Эти три языковые особенности, и главным образом две последние, возникшие в условиях давления тоталитарной власти и представляющие собою характерные формы камуфляжа, прежде в полной мере в расчет не принимались. Их, однако, необходимо учитывать, чтобы не упустить из виду основные планы и особенности их претворения в жизнь. Это относится а fortiori к тем отдельным сферам, в которых политическая деятельность перерастала в сопротивление. Учет соответствующей языковой маскировки является здесь непременным требованием. Все же многие исследователи, особенно те из них, которые никогда сами не мыслили, не действовали и не высказывались в условиях господства однопартийной системы, не всегда достаточно полно осознавали этот факт.
На особую целенаправленность внутренней структуры использовавшихся текстов и их ориентации на реакцию, которую они должны были вызвать у читающего, обращали внимание многие современники. Германский военный атташе в Москве Эрнст Кёстринг подчеркивал, что в своих отчетах о встречах представители обеих стран умели каждый раз вложить в уста главы государства и министра иностранных дел другой стороны слова, дававшие повод для дальнейшего зондажа и делавшие возможным политическое сближение[106].
На подобную целенаправленность формулировок германских документов указал в своих воспоминаниях бывший советский полпред в Англии Иван Майский, испытавший такое же давление на советскую дипломатию в период расцвета сталинизма. Он также обратил внимание на аналогичные искажения в английских отчетах, к примеру лорда Галифакса о проведенных с ним беседах, и приписал всей «буржуазной дипломатии» стремление к пристрастному информированию. На этом фоне Майский первым задал вопрос: «Почему мы должны проявлять большее доверие к документам германских дипломатов?»[107]

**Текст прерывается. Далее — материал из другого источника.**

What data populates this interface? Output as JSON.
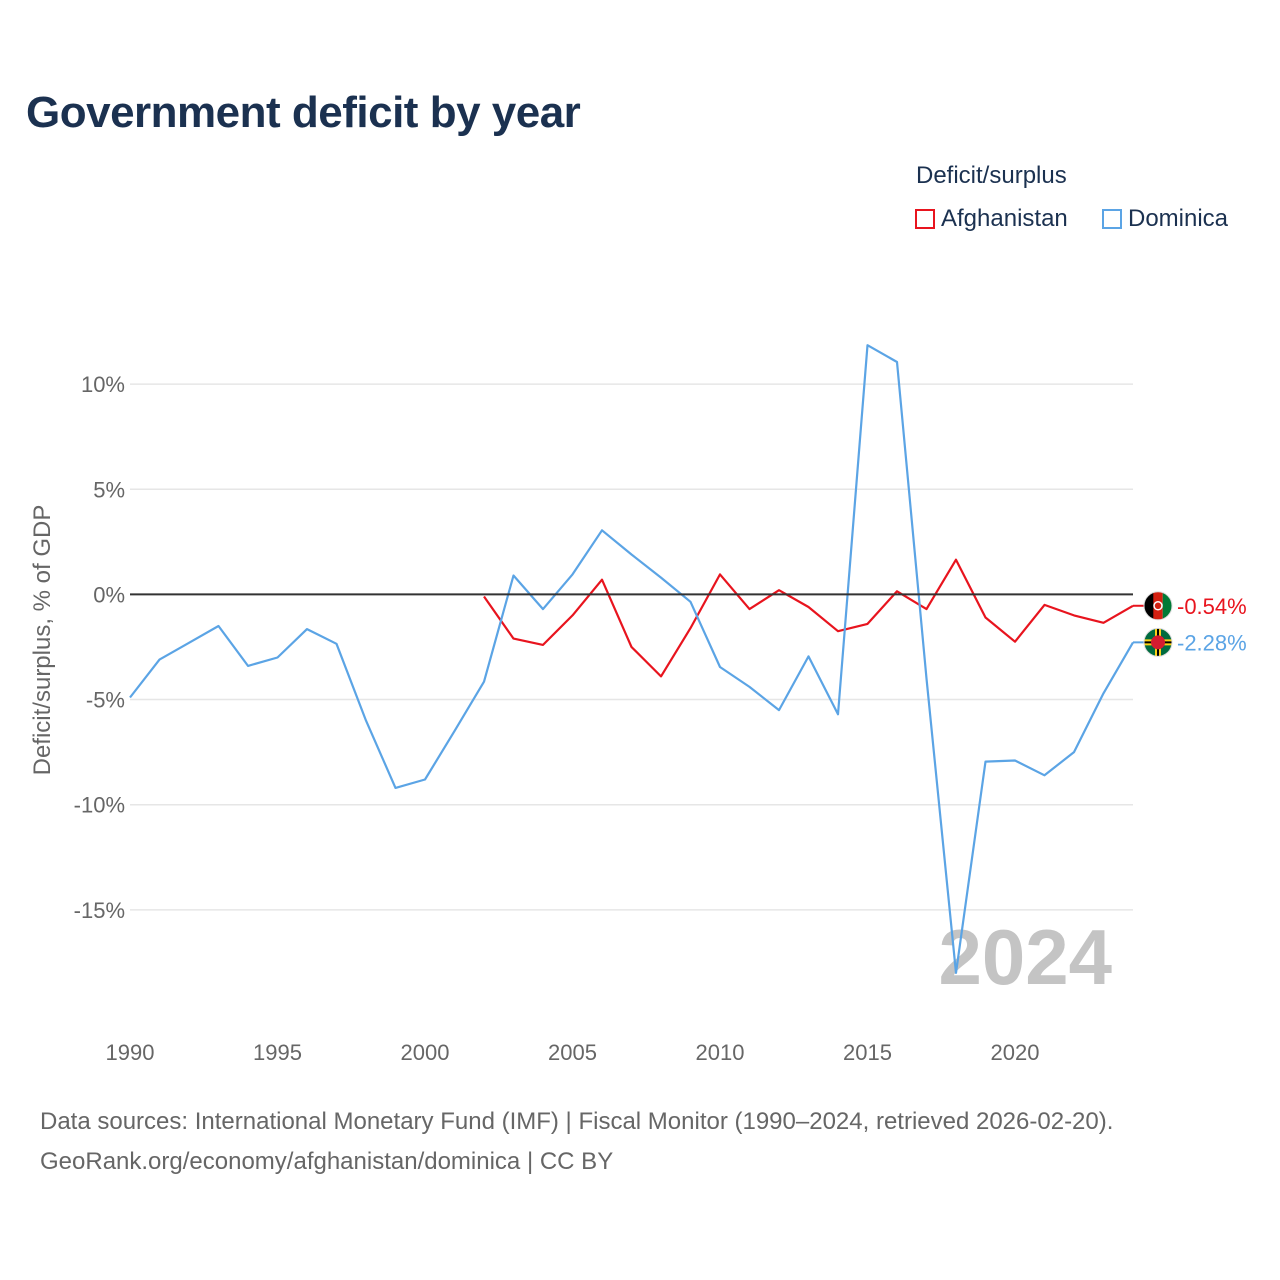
{
  "chart_data": {
    "type": "line",
    "title": "Government deficit by year",
    "ylabel": "Deficit/surplus, % of GDP",
    "xlabel": "",
    "xlim": [
      1990,
      2024
    ],
    "ylim": [
      -20,
      14
    ],
    "x_ticks": [
      1990,
      1995,
      2000,
      2005,
      2010,
      2015,
      2020
    ],
    "x_tick_labels": [
      "1990",
      "1995",
      "2000",
      "2005",
      "2010",
      "2015",
      "2020"
    ],
    "y_ticks": [
      10,
      5,
      0,
      -5,
      -10,
      -15
    ],
    "y_tick_labels": [
      "10%",
      "5%",
      "0%",
      "-5%",
      "-10%",
      "-15%"
    ],
    "legend_title": "Deficit/surplus",
    "legend_position": "top-right",
    "year_watermark": "2024",
    "series": [
      {
        "name": "Afghanistan",
        "color": "#e8141e",
        "end_label": "-0.54%",
        "x": [
          2002,
          2003,
          2004,
          2005,
          2006,
          2007,
          2008,
          2009,
          2010,
          2011,
          2012,
          2013,
          2014,
          2015,
          2016,
          2017,
          2018,
          2019,
          2020,
          2021,
          2022,
          2023,
          2024
        ],
        "values": [
          -0.1,
          -2.1,
          -2.4,
          -1.0,
          0.7,
          -2.5,
          -3.9,
          -1.6,
          0.95,
          -0.7,
          0.2,
          -0.6,
          -1.75,
          -1.4,
          0.15,
          -0.7,
          1.65,
          -1.1,
          -2.25,
          -0.5,
          -1.0,
          -1.35,
          -0.54
        ]
      },
      {
        "name": "Dominica",
        "color": "#5ba4e5",
        "end_label": "-2.28%",
        "x": [
          1990,
          1991,
          1992,
          1993,
          1994,
          1995,
          1996,
          1997,
          1998,
          1999,
          2000,
          2001,
          2002,
          2003,
          2004,
          2005,
          2006,
          2007,
          2008,
          2009,
          2010,
          2011,
          2012,
          2013,
          2014,
          2015,
          2016,
          2017,
          2018,
          2019,
          2020,
          2021,
          2022,
          2023,
          2024
        ],
        "values": [
          -4.9,
          -3.1,
          -2.3,
          -1.5,
          -3.4,
          -3.0,
          -1.65,
          -2.35,
          -6.0,
          -9.2,
          -8.8,
          -6.5,
          -4.15,
          0.9,
          -0.7,
          0.95,
          3.05,
          1.9,
          0.8,
          -0.35,
          -3.45,
          -4.4,
          -5.5,
          -2.95,
          -5.7,
          11.85,
          11.05,
          -4.0,
          -18.0,
          -7.95,
          -7.9,
          -8.6,
          -7.5,
          -4.7,
          -2.28
        ]
      }
    ]
  },
  "footer": {
    "source": "Data sources: International Monetary Fund (IMF) | Fiscal Monitor (1990–2024, retrieved 2026-02-20).",
    "site": "GeoRank.org/economy/afghanistan/dominica | CC BY"
  }
}
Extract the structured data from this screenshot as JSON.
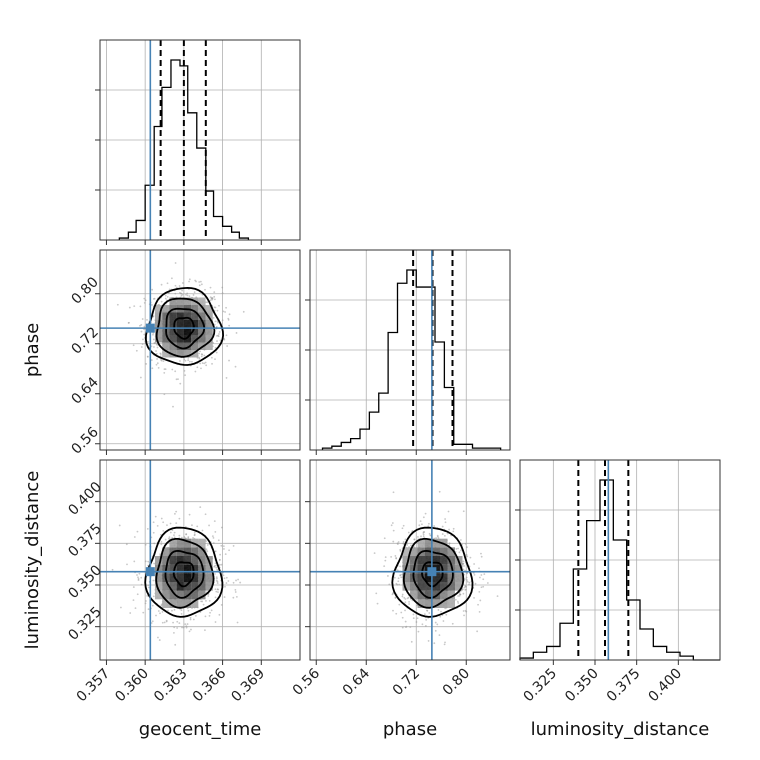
{
  "chart_data": {
    "type": "corner",
    "parameters": [
      "geocent_time",
      "phase",
      "luminosity_distance"
    ],
    "axes": {
      "geocent_time": {
        "label": "geocent_time",
        "range": [
          0.3565,
          0.372
        ],
        "ticks": [
          0.357,
          0.36,
          0.363,
          0.366,
          0.369
        ],
        "tick_labels": [
          "0.357",
          "0.360",
          "0.363",
          "0.366",
          "0.369"
        ]
      },
      "phase": {
        "label": "phase",
        "range": [
          0.55,
          0.87
        ],
        "ticks": [
          0.56,
          0.64,
          0.72,
          0.8
        ],
        "tick_labels": [
          "0.56",
          "0.64",
          "0.72",
          "0.80"
        ]
      },
      "luminosity_distance": {
        "label": "luminosity_distance",
        "range": [
          0.305,
          0.425
        ],
        "ticks": [
          0.325,
          0.35,
          0.375,
          0.4
        ],
        "tick_labels": [
          "0.325",
          "0.350",
          "0.375",
          "0.400"
        ]
      }
    },
    "truths": {
      "geocent_time": 0.3604,
      "phase": 0.745,
      "luminosity_distance": 0.358
    },
    "quantiles": {
      "geocent_time": [
        0.3612,
        0.363,
        0.3647
      ],
      "phase": [
        0.715,
        0.746,
        0.778
      ],
      "luminosity_distance": [
        0.34,
        0.356,
        0.37
      ]
    },
    "means": {
      "geocent_time": 0.363,
      "phase": 0.746,
      "luminosity_distance": 0.357
    },
    "sigmas": {
      "geocent_time": 0.0014,
      "phase": 0.03,
      "luminosity_distance": 0.013
    },
    "histograms": {
      "geocent_time": {
        "bin_edges": [
          0.358,
          0.3587,
          0.3593,
          0.36,
          0.3607,
          0.3613,
          0.362,
          0.3627,
          0.3633,
          0.364,
          0.3647,
          0.3653,
          0.366,
          0.3667,
          0.3673,
          0.368
        ],
        "density": [
          1,
          4,
          10,
          28,
          58,
          78,
          92,
          89,
          65,
          47,
          25,
          12,
          7,
          4,
          1
        ]
      },
      "phase": {
        "bin_edges": [
          0.57,
          0.585,
          0.6,
          0.615,
          0.63,
          0.645,
          0.66,
          0.675,
          0.69,
          0.705,
          0.72,
          0.735,
          0.75,
          0.765,
          0.78,
          0.795,
          0.81,
          0.825,
          0.84,
          0.855
        ],
        "density": [
          1,
          2,
          4,
          6,
          11,
          20,
          30,
          62,
          88,
          95,
          86,
          86,
          57,
          33,
          3,
          3,
          1,
          1,
          1
        ]
      },
      "luminosity_distance": {
        "bin_edges": [
          0.305,
          0.313,
          0.321,
          0.329,
          0.337,
          0.345,
          0.353,
          0.361,
          0.369,
          0.377,
          0.385,
          0.393,
          0.401,
          0.409,
          0.417,
          0.425
        ],
        "density": [
          1,
          4,
          7,
          19,
          47,
          72,
          93,
          62,
          31,
          16,
          7,
          4,
          2,
          0,
          0
        ]
      }
    },
    "legend": "none",
    "grid": true
  }
}
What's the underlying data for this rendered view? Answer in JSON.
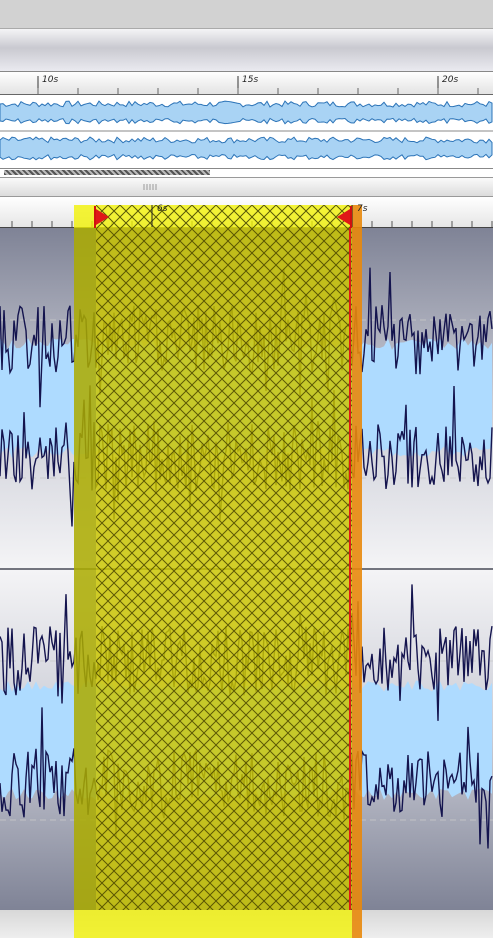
{
  "app": {
    "view": "audio-editor-waveform"
  },
  "overview_ruler": {
    "ticks": [
      {
        "label": "10s"
      },
      {
        "label": "15s"
      },
      {
        "label": "20s"
      }
    ]
  },
  "detail_ruler": {
    "ticks": [
      {
        "label": "6s"
      },
      {
        "label": "7s"
      }
    ]
  },
  "selection": {
    "start_label": "6s",
    "end_label": "7s",
    "state": "selected"
  },
  "tracks": [
    {
      "name": "channel-left"
    },
    {
      "name": "channel-right"
    }
  ],
  "icons": {
    "scroll_grip": "grip-lines-icon",
    "start_marker": "selection-start-flag-icon",
    "end_marker": "selection-end-flag-icon"
  },
  "colors": {
    "wave_overview_fill": "#a9d3f4",
    "wave_overview_line": "#2b73b7",
    "wave_detail_fill": "#aedbff",
    "wave_detail_line": "#14144e",
    "selection_yellow": "#f2f200",
    "selection_dim": "#7a7a14",
    "marker_red": "#e01818",
    "track_grey": "#8f93a6"
  }
}
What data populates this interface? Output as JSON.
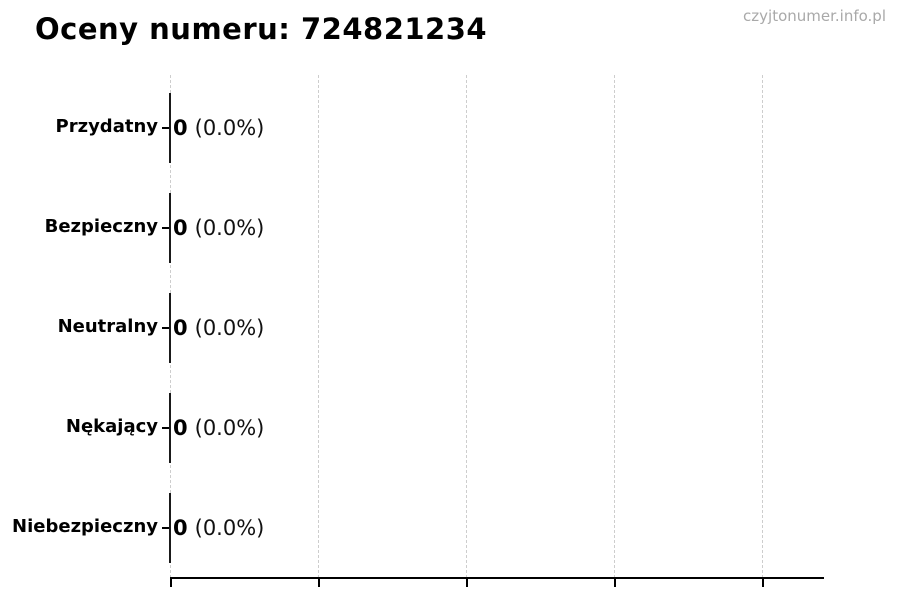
{
  "page": {
    "title": "Oceny numeru: 724821234",
    "watermark": "czyjtonumer.info.pl"
  },
  "chart_data": {
    "type": "bar",
    "orientation": "horizontal",
    "title": "Oceny numeru: 724821234",
    "categories": [
      "Przydatny",
      "Bezpieczny",
      "Neutralny",
      "Nękający",
      "Niebezpieczny"
    ],
    "values": [
      0,
      0,
      0,
      0,
      0
    ],
    "percent_labels": [
      "(0.0%)",
      "(0.0%)",
      "(0.0%)",
      "(0.0%)",
      "(0.0%)"
    ],
    "value_label_format": "count (percent)",
    "xlabel": "",
    "ylabel": "",
    "x_tick_labels_visible": false,
    "grid": "vertical dashed gridlines, 5 lines evenly spaced",
    "legend": "none",
    "colors": {
      "bar_edge": "#1a1a1a",
      "gridline": "#cdcdcd",
      "axis": "#000000",
      "text": "#000000",
      "watermark": "#a9a9a9",
      "background": "#ffffff"
    }
  }
}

Анализируя сделанные для Риббентропа (и Гитлера) германским экономическим экспертом Карлом Юлиусом Шнурре записи бесед, проведенных им с советским поверенным в делах в Берлине Георгием Астаховым, Майский высказал подозрение, что Шнурре изложил позицию и слова Астахова не в том свете, в каком они в действительности были представлены, а приписал советской стороне большую готовность к сближению с Германией, чем существовала на самом деле.
Он подтвердил высказанное еще Намиром при обнародовании германских дипломатических документов предположение, что они специально подобраны и по содержанию «односторонни. Ведь мало кто станет распространяться о собственных ошибках и поражениях, которые пришлось пережить. В своих воспоминаниях авторы принимают определенные позы, приукрашивая общую картину»[108].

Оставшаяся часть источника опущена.